Monday, December 04, 2006

Immigration and multiculturalism

Since the time of olden Rome, the city has always been a site for colonization. This once extensive to all reaches of the Roman Empire, but was more cramped to the rest of Italy in later centuries, as Rome's political power waned. Still, many of its citizens' families invent from outside the city, and the Romanesco phrase Romano de Roma has been coined to indicate someone who descends from a family that has lived in Rome for at least seven generations, the mark of a "true" Roman.

Over the next half of 20th century, Rome has seen rising immigration from other countries. There currently is an important immigrant population, including a great number of clandestine. The 2005 ISTAT estimations state that 145,000 immigrants live in the comune, or 5.69% of the total comune inhabitants. The foreign population in the metropolitan area of Rome consists in 206,000 persons, or 5.37% of the total urban area population. The foreign population in the metropolitan area of Rome is about 248,000 persons or 4.67% of the whole metropolitan area population. By far the largest number of immigrants is Eastern European, with the largest figures of foreigners coming from Romania, The Philippines, Poland, Albania, Peru, Bangladesh, and Ukraine.

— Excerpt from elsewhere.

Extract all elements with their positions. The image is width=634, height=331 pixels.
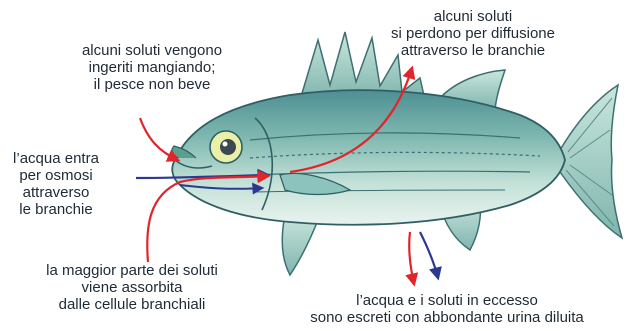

Probably as a result of its multiethnic past, the city has reacted with less complexity to the current waves of immigration into Italy. In meticulous, Mayor Walter Veltroni has made multiculturalism one of the key points of supporting program; inhabitants of Rome who are not citizens of an EU country are now permitted to elect their own legislature in the city council, even if they do not embrace formal legal residence in Rome.